The Board of Directors of Leonardo-Finmeccanica approves the merger by incorporation of Sirio Panel
The Board of Directors of Leonardo-Finmeccanica today approved the plan of merger by incorporation of its wholly-owned subsidiary Sirio Panel S.p.A. into Leonardo-Finmeccanica.
The proposed operation, which is part of the reorganization process already undertaken by the Company, aims to meet the objective of organizational efficiency as well as the strategic optimization and rationalization which began with the “One Company” project, and with the adoption of the divisionalization model. As of January 1st 2016, the Company has centralized the coordination and management of the activities of its subsidiaries operating in the core business of the Aerospace, Defence and Security, by implementing a new organizational structure thus enabling a more efficient and effective model. In this context, in particular, the merged company is already integrated within the perimeter of business of Leonardo-Finmeccanica, operating within the Airborne and Space Systems Division: the decision for the merger addresses the need to enhance the expertise and specific knowledge gained by the company, within the framework of a more robust and structured business environment with the necessary economic and financial stability.
Today, the merger by incorporation plan was also approved by the Board of Directors of Sirio Panel S.p.A.
Subsequently, in line with current regulations, the merger operation will be submitted both to the extraordinary Shareholders’ Meeting of the company involved and to the Board of Directors of Leonardo-Finmeccanica (as permitted by law and by the Articles of Association).

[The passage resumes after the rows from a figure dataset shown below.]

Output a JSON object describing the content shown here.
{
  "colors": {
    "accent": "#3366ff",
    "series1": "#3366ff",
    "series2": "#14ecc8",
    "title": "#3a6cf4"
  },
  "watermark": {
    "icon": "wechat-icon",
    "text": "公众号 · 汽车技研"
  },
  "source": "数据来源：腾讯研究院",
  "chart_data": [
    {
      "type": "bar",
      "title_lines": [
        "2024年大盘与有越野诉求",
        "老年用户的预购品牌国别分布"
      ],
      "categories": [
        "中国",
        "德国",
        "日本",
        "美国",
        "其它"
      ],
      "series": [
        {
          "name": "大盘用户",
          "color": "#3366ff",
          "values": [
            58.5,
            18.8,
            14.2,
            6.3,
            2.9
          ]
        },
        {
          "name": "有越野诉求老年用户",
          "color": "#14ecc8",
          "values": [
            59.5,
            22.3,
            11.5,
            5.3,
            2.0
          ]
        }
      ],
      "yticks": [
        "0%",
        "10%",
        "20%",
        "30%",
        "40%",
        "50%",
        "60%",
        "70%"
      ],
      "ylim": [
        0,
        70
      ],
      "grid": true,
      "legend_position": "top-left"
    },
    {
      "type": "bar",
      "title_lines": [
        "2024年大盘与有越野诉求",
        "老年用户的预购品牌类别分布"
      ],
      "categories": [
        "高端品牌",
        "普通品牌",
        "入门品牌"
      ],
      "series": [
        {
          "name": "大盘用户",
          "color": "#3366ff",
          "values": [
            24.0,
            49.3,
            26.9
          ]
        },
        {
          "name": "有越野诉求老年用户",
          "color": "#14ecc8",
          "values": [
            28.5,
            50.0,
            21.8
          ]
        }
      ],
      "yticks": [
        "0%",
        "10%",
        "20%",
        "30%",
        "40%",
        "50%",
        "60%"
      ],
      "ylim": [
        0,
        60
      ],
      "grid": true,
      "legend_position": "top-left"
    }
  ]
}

The merger operation - which benefits from the simplified provisions concerning the absorption of wholly owned companies - is based on the most recent financial statements approved by each company (Financial Statements as of 31 December 2015), and will be effective - also for tax and accounting purposes - from January, 1 2017. Moreover, Leonardo-Finmeccanica, as the sole shareholder of the company involved, will not issue new shares or assign company shares. Furthermore, the Leonardo-Finmeccanica Articles of Association will not be amended. The relevant documentation will promptly be made publicly available according to the terms and conditions set out in the applicable regulations.
Finally, it should be clarified that the above mentioned operation (“of lesser importance”) is exempt from the application of the “Procedure for Related Parties Transactions” adopted by the Board of Directors of Leonardo-Finmeccanica, concerning the operations put in place with subsidiaries, pursuant to art. 14, paragraph 2 of Consob Regulation No. 17221/2010, as amended and supplemented, and to art. 11.2, letter e) of the above mentioned Procedure.